A person suffering from sudden cardiac death can die in minutes, but getting CPR can often save them, so call the EMTs immediately and start performing CPR on them.
Testing for CVDs
EKG: Electrocardiogram is a painless test where the doctor places electrodes on your skin for a few minutes to measure your heart’s electrical activity. An EKG can also determine if you’re having a heart attack or have had one in the past, as well as determine the regularity of your heartbeat.
Stress test: For this, you use a treadmill or stationary bike in a progressive workout while your heart is being monitored by an EKG. This will tell doctors how your heart works under stress.
Holter monitor: If your doctor suspects that your heart might be skipping a beat here and there, he’ll give you a Holter monitor to wear throughout the day. This device constantly measures the electrical activity of your heart to give your doctor more comprehensive data.
X-rays: By taking an X-ray of your chest, doctors can tell if your heart has an irregular shape or size.
Echocardiogram: This is an ultrasound for your heart, and it shows your heart’s activity in real time, allowing doctors to spot possible issues with your pump.

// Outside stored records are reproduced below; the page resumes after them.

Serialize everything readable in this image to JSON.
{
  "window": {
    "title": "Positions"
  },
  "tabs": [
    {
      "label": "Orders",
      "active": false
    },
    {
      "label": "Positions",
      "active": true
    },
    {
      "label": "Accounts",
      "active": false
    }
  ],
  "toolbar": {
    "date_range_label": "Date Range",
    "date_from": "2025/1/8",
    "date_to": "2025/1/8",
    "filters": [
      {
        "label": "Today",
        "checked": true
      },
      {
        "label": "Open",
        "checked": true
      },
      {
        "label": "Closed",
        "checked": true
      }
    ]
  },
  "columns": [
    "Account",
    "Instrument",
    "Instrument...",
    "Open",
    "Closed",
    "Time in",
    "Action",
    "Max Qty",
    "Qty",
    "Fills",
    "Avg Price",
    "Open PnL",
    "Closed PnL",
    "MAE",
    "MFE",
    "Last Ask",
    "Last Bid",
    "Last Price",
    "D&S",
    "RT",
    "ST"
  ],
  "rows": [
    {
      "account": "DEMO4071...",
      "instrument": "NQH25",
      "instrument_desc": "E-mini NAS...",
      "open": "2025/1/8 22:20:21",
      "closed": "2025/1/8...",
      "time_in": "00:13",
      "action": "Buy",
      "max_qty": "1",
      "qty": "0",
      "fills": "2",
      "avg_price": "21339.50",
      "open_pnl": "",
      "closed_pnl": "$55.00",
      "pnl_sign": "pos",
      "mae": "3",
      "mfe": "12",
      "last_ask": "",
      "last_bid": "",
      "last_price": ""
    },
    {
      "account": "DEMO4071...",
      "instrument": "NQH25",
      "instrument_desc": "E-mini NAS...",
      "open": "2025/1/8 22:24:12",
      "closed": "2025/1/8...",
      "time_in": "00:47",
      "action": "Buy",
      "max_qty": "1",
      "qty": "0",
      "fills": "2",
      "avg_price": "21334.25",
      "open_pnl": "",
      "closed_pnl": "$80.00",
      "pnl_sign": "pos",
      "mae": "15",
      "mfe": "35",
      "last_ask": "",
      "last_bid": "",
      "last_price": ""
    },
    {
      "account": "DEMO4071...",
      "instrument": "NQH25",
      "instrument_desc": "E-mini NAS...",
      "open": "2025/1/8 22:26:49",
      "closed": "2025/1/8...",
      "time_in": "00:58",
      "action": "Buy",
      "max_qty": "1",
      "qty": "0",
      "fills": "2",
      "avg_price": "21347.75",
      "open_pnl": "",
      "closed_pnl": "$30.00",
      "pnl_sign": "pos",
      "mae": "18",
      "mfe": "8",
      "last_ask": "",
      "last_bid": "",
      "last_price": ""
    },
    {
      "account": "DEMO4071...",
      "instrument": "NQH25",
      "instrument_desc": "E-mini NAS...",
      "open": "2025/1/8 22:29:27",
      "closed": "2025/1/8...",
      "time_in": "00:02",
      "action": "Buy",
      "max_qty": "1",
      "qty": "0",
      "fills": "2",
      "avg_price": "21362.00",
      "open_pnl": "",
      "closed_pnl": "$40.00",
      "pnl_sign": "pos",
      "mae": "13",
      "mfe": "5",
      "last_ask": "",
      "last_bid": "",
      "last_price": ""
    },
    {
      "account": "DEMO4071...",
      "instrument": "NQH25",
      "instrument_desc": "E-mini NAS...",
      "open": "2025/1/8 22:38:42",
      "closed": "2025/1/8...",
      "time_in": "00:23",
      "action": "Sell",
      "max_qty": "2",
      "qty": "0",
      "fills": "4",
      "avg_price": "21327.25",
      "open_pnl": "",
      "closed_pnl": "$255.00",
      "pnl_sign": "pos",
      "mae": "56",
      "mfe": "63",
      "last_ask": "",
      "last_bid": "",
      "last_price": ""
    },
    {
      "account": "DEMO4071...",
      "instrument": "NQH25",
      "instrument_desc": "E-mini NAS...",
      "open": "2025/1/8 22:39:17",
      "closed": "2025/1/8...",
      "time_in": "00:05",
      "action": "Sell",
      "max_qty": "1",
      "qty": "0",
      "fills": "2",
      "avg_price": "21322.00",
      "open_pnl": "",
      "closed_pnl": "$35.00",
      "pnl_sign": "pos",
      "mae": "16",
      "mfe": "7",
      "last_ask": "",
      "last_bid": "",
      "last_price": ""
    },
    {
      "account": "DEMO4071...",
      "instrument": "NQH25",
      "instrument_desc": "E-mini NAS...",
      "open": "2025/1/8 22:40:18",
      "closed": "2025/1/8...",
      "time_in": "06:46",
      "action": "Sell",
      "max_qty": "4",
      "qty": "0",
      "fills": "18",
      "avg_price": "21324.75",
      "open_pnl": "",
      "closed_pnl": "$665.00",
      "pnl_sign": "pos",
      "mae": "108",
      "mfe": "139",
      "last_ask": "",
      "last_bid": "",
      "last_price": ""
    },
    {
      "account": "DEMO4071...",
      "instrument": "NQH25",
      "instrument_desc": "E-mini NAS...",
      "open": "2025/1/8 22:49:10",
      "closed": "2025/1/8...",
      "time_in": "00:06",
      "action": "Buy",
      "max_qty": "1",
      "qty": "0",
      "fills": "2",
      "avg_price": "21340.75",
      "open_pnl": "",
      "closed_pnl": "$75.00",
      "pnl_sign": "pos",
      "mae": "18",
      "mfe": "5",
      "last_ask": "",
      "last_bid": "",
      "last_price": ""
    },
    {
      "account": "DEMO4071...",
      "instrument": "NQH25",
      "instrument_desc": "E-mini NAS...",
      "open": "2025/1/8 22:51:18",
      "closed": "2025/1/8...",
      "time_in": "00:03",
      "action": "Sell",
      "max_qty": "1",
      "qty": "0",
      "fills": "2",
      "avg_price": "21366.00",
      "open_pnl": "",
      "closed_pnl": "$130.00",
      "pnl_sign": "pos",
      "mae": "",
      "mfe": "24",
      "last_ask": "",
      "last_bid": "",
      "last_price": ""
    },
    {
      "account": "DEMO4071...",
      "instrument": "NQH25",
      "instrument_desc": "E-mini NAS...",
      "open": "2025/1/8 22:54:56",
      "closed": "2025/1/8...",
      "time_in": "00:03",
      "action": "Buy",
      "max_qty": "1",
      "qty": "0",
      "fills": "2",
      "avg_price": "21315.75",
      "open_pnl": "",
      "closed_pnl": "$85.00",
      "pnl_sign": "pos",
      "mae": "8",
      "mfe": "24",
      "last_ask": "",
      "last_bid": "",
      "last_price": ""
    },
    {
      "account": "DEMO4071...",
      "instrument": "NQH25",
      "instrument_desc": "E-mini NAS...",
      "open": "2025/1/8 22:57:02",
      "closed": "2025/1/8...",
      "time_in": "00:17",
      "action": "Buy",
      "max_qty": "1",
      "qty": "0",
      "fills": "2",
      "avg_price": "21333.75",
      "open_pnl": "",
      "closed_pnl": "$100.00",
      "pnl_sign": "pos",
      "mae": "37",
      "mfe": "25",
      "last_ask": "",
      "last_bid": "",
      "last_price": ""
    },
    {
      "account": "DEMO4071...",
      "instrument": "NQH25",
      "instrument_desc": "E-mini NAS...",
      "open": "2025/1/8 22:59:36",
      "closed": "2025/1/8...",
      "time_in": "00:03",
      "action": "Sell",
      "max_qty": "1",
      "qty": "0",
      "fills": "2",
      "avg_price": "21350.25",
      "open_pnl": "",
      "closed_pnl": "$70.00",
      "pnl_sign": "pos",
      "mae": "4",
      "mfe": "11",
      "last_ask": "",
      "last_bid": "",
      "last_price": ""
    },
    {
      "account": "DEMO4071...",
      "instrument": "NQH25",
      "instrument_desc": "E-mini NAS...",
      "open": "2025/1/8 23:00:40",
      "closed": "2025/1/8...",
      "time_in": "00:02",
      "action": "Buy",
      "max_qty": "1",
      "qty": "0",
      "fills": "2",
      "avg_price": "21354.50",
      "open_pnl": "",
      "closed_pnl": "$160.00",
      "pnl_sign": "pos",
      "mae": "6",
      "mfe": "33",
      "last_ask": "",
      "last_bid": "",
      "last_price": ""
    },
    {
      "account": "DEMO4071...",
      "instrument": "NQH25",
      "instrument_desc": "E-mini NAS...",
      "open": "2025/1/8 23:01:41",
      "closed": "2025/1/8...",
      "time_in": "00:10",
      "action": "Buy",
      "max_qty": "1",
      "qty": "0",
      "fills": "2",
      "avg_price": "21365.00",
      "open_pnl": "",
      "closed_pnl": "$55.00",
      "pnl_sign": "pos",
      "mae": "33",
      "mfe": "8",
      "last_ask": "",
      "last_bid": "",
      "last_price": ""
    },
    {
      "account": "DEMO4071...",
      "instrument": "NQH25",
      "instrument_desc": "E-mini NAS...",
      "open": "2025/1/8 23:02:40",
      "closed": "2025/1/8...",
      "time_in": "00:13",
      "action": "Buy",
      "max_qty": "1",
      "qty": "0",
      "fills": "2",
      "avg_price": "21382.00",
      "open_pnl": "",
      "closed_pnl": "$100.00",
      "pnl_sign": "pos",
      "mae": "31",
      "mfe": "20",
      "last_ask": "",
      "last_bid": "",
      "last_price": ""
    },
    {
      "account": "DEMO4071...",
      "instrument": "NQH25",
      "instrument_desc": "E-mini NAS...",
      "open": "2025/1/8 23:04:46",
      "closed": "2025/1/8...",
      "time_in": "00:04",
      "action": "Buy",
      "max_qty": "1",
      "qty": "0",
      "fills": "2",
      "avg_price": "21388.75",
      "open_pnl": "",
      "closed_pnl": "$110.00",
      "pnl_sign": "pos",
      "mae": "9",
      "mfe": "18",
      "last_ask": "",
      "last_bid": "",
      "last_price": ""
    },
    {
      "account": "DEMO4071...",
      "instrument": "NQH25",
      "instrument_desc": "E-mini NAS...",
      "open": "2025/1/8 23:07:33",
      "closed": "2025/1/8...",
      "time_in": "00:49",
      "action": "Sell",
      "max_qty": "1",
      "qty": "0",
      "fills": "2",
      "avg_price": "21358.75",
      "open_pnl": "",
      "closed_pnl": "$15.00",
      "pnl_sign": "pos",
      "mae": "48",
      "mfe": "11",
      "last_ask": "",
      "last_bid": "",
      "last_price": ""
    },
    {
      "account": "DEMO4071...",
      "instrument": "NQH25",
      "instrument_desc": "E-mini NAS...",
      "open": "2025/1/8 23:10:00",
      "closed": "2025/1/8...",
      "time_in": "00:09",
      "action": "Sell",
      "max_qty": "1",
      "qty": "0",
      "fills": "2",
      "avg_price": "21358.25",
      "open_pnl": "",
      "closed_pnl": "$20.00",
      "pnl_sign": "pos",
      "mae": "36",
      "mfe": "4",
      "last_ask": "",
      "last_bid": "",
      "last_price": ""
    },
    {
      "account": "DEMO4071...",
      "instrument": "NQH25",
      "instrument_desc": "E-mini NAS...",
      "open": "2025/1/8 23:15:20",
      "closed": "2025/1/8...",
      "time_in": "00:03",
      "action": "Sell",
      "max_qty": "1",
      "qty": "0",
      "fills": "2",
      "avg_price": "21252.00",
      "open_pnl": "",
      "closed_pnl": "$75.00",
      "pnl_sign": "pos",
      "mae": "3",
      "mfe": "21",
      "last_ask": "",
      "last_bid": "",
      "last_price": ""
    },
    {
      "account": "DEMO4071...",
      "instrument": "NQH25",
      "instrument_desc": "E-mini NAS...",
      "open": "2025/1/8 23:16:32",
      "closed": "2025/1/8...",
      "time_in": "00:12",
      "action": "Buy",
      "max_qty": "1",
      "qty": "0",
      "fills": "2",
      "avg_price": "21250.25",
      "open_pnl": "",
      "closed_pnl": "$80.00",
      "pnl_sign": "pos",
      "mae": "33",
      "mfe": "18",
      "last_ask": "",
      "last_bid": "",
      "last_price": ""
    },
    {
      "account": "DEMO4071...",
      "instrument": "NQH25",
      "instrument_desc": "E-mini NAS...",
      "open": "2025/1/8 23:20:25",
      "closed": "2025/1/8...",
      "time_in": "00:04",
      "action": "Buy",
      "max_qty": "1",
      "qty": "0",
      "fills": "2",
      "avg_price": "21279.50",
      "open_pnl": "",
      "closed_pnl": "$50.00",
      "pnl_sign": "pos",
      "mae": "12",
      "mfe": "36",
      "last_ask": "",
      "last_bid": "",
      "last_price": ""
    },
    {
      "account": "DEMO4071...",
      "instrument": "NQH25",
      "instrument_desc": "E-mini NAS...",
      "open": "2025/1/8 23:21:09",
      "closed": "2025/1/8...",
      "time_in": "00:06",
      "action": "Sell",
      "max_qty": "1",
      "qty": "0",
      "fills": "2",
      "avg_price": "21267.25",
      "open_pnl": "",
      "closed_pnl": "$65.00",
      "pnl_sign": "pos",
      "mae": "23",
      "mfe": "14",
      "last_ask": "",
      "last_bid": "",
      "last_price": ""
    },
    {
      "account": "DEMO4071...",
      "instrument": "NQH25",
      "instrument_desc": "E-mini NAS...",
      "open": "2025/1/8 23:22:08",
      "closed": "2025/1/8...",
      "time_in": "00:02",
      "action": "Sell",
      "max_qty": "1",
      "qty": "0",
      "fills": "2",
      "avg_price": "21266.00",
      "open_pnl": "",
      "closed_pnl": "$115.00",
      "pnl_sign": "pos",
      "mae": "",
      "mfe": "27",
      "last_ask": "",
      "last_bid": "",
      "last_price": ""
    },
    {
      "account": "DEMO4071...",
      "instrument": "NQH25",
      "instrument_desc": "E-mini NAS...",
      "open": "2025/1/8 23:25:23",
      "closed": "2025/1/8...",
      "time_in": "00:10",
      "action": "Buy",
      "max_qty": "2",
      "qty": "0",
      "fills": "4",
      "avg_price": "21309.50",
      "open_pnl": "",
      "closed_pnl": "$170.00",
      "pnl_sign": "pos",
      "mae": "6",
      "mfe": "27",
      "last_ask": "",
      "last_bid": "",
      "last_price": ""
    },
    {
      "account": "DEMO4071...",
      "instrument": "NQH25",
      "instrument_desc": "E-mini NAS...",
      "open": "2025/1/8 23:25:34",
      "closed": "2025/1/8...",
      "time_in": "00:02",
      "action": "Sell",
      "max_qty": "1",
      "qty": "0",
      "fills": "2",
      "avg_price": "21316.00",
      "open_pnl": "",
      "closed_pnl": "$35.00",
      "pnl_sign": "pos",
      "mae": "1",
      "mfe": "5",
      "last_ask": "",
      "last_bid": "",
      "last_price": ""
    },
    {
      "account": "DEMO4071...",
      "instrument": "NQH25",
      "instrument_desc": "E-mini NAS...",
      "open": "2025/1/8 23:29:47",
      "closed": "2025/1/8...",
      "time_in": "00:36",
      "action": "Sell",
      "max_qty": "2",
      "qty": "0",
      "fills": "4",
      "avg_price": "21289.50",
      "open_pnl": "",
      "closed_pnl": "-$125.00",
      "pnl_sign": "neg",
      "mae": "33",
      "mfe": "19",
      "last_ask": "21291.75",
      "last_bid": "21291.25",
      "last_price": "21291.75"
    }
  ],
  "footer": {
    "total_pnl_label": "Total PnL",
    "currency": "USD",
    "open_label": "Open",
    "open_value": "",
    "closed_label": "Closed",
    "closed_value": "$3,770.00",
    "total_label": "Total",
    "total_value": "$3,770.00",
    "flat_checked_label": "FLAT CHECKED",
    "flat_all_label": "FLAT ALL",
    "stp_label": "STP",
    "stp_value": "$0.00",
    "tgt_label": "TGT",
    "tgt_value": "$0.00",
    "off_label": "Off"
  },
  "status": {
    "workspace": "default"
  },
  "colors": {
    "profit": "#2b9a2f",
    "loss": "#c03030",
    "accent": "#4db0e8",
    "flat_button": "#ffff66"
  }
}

Cardiac CT: Cardiac computerized tomography takes detailed X-rays of your heart and blood vessels. This helps doctors find plaque or calcium buildups in your arteries, as well as valve problems and more.
Cardiac Catheterization: A tiny tube is inserted into a blood vessel that leads to your heart, and the doctor then injects a dye into it, making any blockages visible on X-ray.
Life with a Heart Disease
Most heart diseases are long-lasting, and can sometimes be asymptomatic for years, but if left untreated – they will get progressively worse.

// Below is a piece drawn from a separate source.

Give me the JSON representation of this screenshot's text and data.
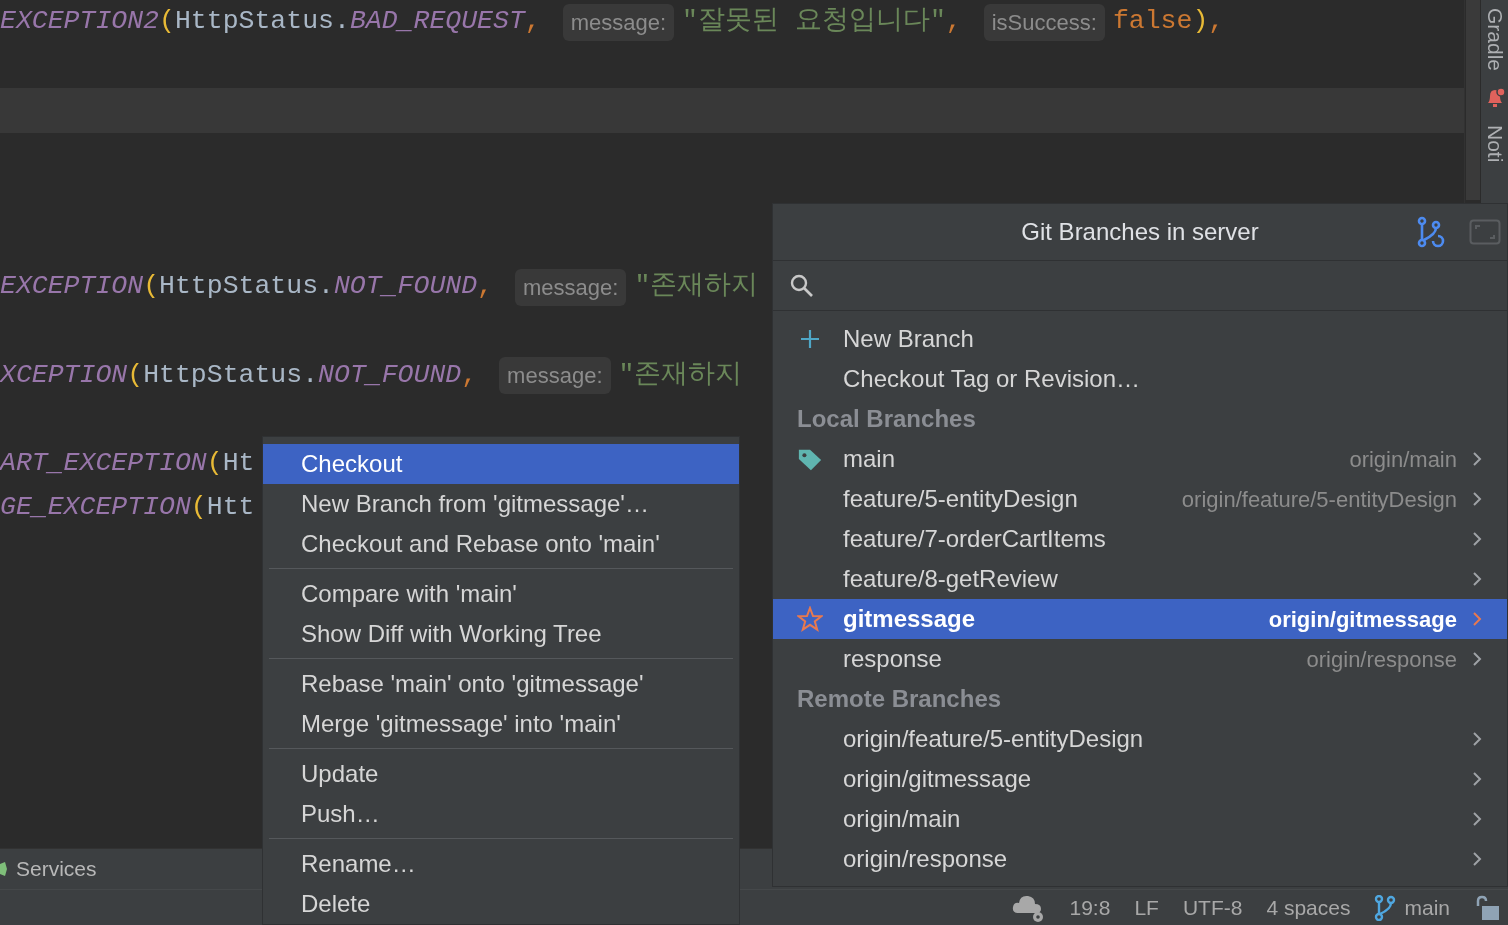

Once your disease has been diagnosed, it’s possible that your whole lifestyle will change. You may need to start taking pills daily to control your cholesterol, blood pressure, rhythm, heart rate, and for clot prevention.
If you suffer from a blocked artery, you may need to go through surgical intervention to unblock it. Angioplasty is an operation where a doctor guides a catheter with a balloon into the blocked artery. When it reaches the blockage, the balloon is filled with air, opening the blockage. Your surgeon may also put in a small mesh tube to keep the artery open.
More severe cases will call for bypass surgery, which involves taking a blood vessel from another part of your body and using it to replace the damaged blood vessel, thereby “bypassing” it.
Whether you’ve been diagnosed with or treated for CVD, get on a cardiac rehab program. Specialists will help you with nutrition, exercises, and emotional support to help you get back on track.